Artificial intelligence, applied to the field of medicine, has mainly entered through the door of diagnosis, drug design and statistics, but more and more doors are opening for new technological advances that take advantage of it. And the most recent has to do with a garment capable of keeping track of devices that control our health.
A team of scientists at the University of Southern California has developed an artificial intelligence (AI)-powered system to track these small devices that monitor disease markers in the gut. Devices that use the new system can Help at-risk people manage the health of their gastrointestinal tract at homewithout the need for invasive testing in hospital environments.
Gas formed in the intestines when bacteria break down food can offer information about a person's health. Until now, to measure gases from the gastrointestinal tract, doctors use direct methods, such as flatus collection and intestinal tube collection, or indirect methods, such as breath tests and stool analysis. Ingestible capsules offer a promising alternative, but technologies of this type have not been developed to accurately detect gases and it is very complex to follow their path through the intestinal tract to obtain accurate information.
To address this problem, a team led by Yasser Khan has developed a system, described in a paper in Cell Reports Physical Science, that includes a wearable coil that the user can hide under a T-shirt or other clothing. The coil creates a magnetic field that interacts with sensors embedded in an ingestible pill after it has been swallowed. The AI analyzes the signals received by the pill and shows where the device is in the intestine with a margin of error of just a few millimeters. Additionally, the system monitors real-time 3D ammonia concentrations, an indicator of a bacteria linked to ulcers and gastric cancer, through the device's optical gas detection membranes.
“Ingestible devices They are like Fitbits for the intestine – Khan notes – but tracking them once ingested has been a major challenge until now.”

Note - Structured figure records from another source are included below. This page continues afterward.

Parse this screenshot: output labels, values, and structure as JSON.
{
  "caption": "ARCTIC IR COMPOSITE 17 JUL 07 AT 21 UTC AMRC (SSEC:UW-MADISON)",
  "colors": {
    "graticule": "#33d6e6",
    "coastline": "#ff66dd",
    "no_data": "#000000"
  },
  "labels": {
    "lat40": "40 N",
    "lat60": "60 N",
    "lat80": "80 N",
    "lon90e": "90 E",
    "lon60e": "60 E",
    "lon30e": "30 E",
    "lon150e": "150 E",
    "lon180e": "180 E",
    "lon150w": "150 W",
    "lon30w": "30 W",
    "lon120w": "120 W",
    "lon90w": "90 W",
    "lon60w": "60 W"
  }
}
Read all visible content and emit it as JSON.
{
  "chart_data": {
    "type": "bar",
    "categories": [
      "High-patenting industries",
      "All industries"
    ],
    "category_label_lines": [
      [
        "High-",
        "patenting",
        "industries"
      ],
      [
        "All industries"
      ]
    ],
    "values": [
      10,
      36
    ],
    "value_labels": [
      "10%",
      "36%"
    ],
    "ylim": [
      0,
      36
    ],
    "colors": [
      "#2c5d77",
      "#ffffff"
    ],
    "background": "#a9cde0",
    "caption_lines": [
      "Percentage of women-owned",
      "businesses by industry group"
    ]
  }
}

While previous attempts to track ingestibles as they travel through the intestine have relied on bulky desktop coils, the portable coil can be used anywhere, the study explains. The technology may also have other applications beyond measuring gastrointestinal tract gases, such as identify the inflammation in the intestine caused by Crohn's disease and deliver medications precisely to these regions.
The researchers tested the system's performance in a variety of media that mimic the gastrointestinal tract, including a simulated cow intestine and liquids designed to replicate stomach and intestinal fluids.
“During these tests, the device demonstrated its ability to determine its location and measure oxygen and ammonia levels,” adds Khan. Any ingestible device can use the technology we have developed. Successful results from these trials will bring the device closer to readiness for human clinical trials. “We are optimistic about the practicality of the system and believe that it will soon be applicable for use in humans.”